Sen. Jeff Merkley isn’t particularly worried about companies the size of Made in Oregon, but he is concerned about small businesses.

Democrats Merkley, Wyden and New Hampshire Sens. Jeanne Shaheen and Maggie Hassan want to exempt small businesses from the new wave of sales tax laws. Their legislation would prevent remote sellers that generate less than $10 million in sales from collecting sales tax for other states.

“The Amazons of the world, or the sizable businesses, they have the infrastructure to be able to do this, and that’s not such a burden. But to a small business it’s an enormous burden,” Merkley said.

It’s not clear how many small businesses sell enough to actually be subject to the post-Wayfair laws. Merkley thinks the bar is too low.

Overall, the bill would press the pause button, prohibiting states from requiring out-of-state companies to collect sales tax for sales made before 2021.

It’s no coincidence that Oregon and New Hampshire are two states without a general sales tax. Not collecting sales tax — ever — is an advantage Merkley wants businesses in Oregon to keep.

A Musical Coda

There’s a bit player in this sales tax drama that no one’s talking about: the Oregon wholesaler.
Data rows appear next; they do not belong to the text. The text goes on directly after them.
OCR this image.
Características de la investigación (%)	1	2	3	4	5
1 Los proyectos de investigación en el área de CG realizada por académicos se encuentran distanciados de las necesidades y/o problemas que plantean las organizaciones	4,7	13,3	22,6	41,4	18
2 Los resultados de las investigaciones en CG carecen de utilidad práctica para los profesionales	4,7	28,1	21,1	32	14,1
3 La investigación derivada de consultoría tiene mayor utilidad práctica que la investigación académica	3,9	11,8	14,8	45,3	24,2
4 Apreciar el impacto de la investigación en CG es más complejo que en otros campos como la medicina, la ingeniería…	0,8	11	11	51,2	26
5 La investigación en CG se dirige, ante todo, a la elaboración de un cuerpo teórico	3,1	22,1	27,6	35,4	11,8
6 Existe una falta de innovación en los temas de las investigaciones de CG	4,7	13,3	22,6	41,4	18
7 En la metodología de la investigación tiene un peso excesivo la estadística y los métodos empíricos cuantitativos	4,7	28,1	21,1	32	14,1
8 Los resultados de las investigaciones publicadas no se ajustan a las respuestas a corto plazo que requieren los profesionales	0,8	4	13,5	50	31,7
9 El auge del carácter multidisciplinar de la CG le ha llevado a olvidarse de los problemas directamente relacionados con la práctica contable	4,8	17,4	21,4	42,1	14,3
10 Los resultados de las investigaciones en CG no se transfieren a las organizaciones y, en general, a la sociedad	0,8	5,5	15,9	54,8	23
If you’re looking for Ed Kraus, you might find him hunched over a small press, punching out pads for piccolos. He combines a background in mechanical engineering with a degree in clarinet performance.

“That and a couple dollars will get you a cup of coffee,” he quipped.

Kraus Music Products, his three-person shop in Clackamas County, makes tiny parts for musical instrument manufacturers and repair shops.

“We’re a very big fish in a ridiculously small pond,” he said.

As a wholesaler, Kraus does not collect retail sales tax. That’s paid by the final consumer — the person who buys the piccolo. But Kraus is only protected if the businesses he sells to have valid resale certificates. If not, he could be on the hook to collect sales tax in states where he reaches the necessary economic threshold, or nexus.

Kraus said he’s spending hours on the phone every day, trying to verify the documentation of his several thousand customers.

“Now, if I don’t have all my ducks in a row and all the paperwork correct, the state can come after me for the tax mistakes of my customers,” he said. “So I have to be extra careful about this.”

Those are hours Kraus said he should be spending on production. He’s not optimistic.

“The compliance cost for having to answer to the laws of all 50 states will put this company out of business,” he said.

For Kraus, the issue is bigger than sales tax — it’s the redefinition of “nexus” itself. It’s a question of states’ abilities to reach across traditional tax lines to penalize his company. He wants Congress to step in and set limits.